Starting at approximately 21:41 UTC on Sunday, January 14, 2024, Akamai was first alerted by the Chicago datacenter provider of an equipment failure. This failure resulted in the Akamai Compute support team receiving connectivity error reports from customers. During the incident, customers were receiving timeout errors and were unable to access their compute instances.
During the Akamai incident response team’s investigation, they found that the issue was caused by the third-party datacenter’s cooling system failure. This caused Akamai and other peer network equipment in the datacenter to reach temperatures beyond operating levels. Any Akamai equipment affected by the rise in temperature was safely removed from operation. We worked with the datacenter provider and restored the connectivity temporarily by rerouting traffic from the equipment that needed to be removed. These actions were completed around 05:35 UTC on Monday, January 15, 2024.

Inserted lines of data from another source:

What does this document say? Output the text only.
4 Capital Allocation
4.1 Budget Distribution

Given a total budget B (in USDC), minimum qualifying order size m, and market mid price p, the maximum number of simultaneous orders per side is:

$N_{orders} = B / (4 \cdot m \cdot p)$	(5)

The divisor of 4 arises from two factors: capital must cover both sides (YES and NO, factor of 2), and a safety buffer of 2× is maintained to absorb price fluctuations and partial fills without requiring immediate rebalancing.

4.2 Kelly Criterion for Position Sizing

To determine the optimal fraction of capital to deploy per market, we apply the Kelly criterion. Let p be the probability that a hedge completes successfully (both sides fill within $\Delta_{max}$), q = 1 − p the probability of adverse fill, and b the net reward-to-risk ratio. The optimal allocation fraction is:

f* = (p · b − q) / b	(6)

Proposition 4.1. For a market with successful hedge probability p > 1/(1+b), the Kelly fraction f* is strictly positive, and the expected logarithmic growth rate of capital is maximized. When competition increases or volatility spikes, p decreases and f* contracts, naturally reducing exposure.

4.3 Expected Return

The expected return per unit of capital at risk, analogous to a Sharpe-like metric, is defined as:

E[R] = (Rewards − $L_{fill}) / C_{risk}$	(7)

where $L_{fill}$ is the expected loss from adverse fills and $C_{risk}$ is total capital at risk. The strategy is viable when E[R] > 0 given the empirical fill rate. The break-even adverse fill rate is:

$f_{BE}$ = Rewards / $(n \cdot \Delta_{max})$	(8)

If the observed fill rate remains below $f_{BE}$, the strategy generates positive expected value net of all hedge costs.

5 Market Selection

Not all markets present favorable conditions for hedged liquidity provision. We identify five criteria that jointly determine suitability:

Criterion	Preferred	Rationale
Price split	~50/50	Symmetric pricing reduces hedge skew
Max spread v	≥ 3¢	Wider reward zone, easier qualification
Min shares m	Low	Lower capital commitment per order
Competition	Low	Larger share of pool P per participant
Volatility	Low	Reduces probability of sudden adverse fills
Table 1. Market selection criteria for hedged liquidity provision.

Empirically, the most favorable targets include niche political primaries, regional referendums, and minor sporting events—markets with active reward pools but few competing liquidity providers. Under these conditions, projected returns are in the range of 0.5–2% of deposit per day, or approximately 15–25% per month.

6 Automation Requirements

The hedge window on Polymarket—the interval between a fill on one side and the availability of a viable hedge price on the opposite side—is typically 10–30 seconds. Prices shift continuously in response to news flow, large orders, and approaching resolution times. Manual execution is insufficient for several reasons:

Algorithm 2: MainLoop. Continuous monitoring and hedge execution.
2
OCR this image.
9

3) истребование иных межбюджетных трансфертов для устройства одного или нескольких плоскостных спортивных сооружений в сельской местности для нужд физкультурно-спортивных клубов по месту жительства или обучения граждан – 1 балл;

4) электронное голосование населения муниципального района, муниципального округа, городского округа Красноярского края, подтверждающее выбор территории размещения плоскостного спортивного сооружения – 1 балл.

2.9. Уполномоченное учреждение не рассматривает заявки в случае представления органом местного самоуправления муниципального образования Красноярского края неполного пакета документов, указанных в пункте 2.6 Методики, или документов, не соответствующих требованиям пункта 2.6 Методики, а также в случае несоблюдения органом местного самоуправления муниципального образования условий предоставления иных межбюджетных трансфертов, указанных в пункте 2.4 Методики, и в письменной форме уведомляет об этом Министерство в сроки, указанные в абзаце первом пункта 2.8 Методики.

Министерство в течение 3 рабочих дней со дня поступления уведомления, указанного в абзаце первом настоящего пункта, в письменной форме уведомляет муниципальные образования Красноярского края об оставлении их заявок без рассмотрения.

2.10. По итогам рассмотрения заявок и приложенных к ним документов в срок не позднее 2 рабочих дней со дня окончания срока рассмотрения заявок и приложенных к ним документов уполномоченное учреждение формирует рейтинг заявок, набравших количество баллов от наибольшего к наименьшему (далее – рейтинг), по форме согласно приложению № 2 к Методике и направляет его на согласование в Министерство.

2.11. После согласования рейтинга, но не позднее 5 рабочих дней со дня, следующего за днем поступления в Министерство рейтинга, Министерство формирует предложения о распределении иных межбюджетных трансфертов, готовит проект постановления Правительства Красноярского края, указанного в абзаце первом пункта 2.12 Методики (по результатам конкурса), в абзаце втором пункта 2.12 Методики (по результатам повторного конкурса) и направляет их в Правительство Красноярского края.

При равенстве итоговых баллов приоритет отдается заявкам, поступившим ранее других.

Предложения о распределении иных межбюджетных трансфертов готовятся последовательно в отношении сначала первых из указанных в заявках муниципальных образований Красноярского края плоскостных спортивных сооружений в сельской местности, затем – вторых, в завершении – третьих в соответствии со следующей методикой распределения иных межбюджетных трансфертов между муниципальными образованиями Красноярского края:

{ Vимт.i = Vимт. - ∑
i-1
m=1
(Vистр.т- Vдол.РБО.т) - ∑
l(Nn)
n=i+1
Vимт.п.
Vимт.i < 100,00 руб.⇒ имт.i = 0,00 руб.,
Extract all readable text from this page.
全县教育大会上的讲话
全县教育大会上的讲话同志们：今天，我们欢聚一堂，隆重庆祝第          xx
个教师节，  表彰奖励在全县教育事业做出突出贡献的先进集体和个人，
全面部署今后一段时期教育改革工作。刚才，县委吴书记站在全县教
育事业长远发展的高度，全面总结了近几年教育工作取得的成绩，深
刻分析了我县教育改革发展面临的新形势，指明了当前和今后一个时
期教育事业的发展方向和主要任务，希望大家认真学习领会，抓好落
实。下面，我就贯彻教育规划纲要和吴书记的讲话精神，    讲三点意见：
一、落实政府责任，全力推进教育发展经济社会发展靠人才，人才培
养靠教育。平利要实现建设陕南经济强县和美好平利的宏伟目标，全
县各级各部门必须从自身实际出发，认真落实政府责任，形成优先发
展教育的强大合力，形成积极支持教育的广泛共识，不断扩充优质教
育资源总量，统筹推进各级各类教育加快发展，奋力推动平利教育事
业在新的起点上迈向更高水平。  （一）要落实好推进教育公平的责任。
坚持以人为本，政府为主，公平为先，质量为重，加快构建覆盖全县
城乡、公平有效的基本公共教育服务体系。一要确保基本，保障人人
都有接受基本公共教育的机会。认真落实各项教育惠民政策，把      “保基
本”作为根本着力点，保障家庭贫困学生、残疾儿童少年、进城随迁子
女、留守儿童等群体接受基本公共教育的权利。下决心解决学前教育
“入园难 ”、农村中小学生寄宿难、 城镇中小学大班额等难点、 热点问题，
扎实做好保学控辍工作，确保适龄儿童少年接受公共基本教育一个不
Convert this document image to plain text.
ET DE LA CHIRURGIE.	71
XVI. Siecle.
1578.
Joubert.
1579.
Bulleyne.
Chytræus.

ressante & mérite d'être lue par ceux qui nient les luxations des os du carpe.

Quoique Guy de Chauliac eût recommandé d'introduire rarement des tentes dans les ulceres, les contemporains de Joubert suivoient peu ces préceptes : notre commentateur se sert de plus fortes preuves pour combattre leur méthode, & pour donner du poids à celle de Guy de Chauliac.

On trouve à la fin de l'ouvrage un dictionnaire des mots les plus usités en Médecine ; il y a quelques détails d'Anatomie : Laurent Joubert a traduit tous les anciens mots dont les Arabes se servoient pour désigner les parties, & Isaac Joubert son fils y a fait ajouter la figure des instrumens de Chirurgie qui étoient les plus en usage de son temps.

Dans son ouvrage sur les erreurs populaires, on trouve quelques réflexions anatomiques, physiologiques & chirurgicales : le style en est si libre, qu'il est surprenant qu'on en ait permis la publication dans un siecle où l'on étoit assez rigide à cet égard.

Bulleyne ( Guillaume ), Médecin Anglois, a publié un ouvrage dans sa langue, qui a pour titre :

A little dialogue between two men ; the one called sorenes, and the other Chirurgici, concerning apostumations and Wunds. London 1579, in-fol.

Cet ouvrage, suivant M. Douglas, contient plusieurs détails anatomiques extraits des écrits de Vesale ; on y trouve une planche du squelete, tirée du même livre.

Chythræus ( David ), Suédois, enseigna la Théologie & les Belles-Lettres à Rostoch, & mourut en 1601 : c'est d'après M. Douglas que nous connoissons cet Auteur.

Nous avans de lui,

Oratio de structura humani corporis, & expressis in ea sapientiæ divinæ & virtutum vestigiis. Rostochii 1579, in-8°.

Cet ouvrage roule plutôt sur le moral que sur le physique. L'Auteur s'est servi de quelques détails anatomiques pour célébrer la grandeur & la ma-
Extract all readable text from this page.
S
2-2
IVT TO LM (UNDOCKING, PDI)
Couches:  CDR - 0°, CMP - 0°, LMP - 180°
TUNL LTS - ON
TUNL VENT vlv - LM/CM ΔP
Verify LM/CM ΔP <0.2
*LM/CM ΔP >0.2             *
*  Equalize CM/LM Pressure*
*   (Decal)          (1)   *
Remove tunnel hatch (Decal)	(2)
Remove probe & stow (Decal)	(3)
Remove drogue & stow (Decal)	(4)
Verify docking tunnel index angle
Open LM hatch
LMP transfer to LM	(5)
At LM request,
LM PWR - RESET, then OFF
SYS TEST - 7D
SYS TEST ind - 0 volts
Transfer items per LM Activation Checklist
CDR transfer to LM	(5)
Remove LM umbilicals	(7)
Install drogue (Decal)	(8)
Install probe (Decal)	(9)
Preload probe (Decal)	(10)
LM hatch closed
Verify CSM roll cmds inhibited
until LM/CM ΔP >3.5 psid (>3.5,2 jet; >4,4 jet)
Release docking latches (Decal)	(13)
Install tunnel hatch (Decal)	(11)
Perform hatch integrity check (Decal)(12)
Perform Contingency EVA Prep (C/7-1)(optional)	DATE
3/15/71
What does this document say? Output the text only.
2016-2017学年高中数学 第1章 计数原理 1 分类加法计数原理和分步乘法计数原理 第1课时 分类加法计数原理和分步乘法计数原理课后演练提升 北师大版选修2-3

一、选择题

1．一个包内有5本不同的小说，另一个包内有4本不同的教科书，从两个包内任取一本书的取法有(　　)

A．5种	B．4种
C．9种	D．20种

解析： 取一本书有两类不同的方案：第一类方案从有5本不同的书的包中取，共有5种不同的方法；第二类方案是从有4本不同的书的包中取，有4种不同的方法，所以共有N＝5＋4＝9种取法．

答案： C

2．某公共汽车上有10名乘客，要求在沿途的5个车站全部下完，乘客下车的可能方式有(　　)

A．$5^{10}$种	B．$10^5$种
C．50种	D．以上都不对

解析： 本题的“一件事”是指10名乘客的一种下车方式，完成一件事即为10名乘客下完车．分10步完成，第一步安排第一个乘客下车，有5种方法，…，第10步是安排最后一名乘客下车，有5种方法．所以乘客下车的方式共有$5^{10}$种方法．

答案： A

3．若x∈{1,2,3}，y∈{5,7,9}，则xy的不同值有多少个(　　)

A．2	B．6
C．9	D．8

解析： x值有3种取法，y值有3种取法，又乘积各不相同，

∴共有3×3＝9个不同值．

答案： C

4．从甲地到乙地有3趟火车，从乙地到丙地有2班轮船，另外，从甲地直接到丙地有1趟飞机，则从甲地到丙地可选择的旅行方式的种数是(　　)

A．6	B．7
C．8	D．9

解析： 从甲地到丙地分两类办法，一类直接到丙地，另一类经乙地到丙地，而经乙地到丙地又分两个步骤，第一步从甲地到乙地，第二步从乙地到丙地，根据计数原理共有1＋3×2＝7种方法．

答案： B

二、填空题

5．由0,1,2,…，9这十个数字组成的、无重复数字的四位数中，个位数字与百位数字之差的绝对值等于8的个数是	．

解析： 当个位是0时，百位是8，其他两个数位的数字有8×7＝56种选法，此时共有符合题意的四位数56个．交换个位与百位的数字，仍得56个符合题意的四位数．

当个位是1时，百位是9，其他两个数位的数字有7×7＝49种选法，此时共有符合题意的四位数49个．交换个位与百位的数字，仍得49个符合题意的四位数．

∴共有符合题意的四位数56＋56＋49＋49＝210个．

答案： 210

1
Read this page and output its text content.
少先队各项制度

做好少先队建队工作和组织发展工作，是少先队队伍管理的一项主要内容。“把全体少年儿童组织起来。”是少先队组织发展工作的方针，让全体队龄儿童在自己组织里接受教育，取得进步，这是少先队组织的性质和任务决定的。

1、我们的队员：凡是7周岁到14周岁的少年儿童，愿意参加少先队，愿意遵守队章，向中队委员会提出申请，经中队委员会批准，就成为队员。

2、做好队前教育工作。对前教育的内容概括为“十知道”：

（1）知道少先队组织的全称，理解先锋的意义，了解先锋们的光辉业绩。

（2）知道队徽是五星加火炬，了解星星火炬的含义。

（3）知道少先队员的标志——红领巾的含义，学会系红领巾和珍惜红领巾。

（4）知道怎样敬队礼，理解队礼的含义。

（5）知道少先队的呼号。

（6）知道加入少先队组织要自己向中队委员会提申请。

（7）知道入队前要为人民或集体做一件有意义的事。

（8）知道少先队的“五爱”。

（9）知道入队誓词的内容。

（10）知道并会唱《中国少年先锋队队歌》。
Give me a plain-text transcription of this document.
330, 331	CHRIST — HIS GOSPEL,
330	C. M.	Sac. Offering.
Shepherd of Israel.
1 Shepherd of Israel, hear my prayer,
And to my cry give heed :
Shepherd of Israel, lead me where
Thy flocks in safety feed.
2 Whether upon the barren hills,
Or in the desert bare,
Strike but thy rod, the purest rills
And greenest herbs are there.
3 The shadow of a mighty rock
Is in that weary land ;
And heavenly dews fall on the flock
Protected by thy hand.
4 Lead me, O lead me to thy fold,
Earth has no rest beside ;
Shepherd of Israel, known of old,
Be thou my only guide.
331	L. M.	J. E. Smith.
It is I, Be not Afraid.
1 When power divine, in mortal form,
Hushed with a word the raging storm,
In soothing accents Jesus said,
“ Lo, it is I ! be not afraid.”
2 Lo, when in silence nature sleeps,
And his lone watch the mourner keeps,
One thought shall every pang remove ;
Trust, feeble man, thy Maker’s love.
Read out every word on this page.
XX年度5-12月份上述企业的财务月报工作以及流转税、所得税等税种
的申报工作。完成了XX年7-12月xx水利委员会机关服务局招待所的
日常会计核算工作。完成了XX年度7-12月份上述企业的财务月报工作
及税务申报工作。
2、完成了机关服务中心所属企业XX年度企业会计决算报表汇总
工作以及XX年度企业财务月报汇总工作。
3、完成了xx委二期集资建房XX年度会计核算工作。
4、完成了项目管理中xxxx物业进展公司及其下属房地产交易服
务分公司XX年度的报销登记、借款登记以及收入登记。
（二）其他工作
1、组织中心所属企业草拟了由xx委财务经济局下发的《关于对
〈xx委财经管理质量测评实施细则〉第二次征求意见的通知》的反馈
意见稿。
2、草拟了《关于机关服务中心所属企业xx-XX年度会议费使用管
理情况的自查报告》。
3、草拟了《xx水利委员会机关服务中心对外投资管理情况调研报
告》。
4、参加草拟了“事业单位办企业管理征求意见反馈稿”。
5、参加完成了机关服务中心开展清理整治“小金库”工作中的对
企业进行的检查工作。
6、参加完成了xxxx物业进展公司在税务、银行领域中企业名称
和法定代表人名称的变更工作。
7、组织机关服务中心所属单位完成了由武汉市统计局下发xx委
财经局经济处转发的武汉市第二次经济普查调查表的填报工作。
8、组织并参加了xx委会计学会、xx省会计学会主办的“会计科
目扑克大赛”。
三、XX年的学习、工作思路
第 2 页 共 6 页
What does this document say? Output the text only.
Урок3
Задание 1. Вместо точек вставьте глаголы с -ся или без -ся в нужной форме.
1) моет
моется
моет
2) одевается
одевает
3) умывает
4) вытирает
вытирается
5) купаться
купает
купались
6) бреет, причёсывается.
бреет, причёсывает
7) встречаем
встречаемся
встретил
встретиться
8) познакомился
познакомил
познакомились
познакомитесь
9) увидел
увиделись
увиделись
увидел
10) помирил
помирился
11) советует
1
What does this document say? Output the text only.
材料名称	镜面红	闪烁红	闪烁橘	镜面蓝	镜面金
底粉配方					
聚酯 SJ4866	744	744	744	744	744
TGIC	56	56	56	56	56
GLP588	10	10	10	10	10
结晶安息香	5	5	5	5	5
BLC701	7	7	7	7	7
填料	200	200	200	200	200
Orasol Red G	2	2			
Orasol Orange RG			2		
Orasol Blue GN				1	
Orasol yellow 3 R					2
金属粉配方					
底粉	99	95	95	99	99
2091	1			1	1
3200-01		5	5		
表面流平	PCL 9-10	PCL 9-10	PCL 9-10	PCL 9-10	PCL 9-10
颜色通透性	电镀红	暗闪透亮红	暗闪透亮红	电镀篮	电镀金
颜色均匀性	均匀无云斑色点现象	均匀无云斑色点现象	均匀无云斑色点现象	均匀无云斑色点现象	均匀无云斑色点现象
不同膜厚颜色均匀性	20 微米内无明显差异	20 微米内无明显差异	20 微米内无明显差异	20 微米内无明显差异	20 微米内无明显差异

As of 14:12 UTC on January 16, 2024, the failed equipment was restored to operational status, as the cooling system within the datacenter had been fixed and temperatures returned to normal equipment operating levels. At this point connectivity within the Chicago datacenter was fully restored.
Moving forward to aid in building more resilient infrastructure, we will review this incident to take action on any process improvements to prevent this from reoccurring. Along with reviewing our temperature alerting for any deficiencies within the various components used for early warning.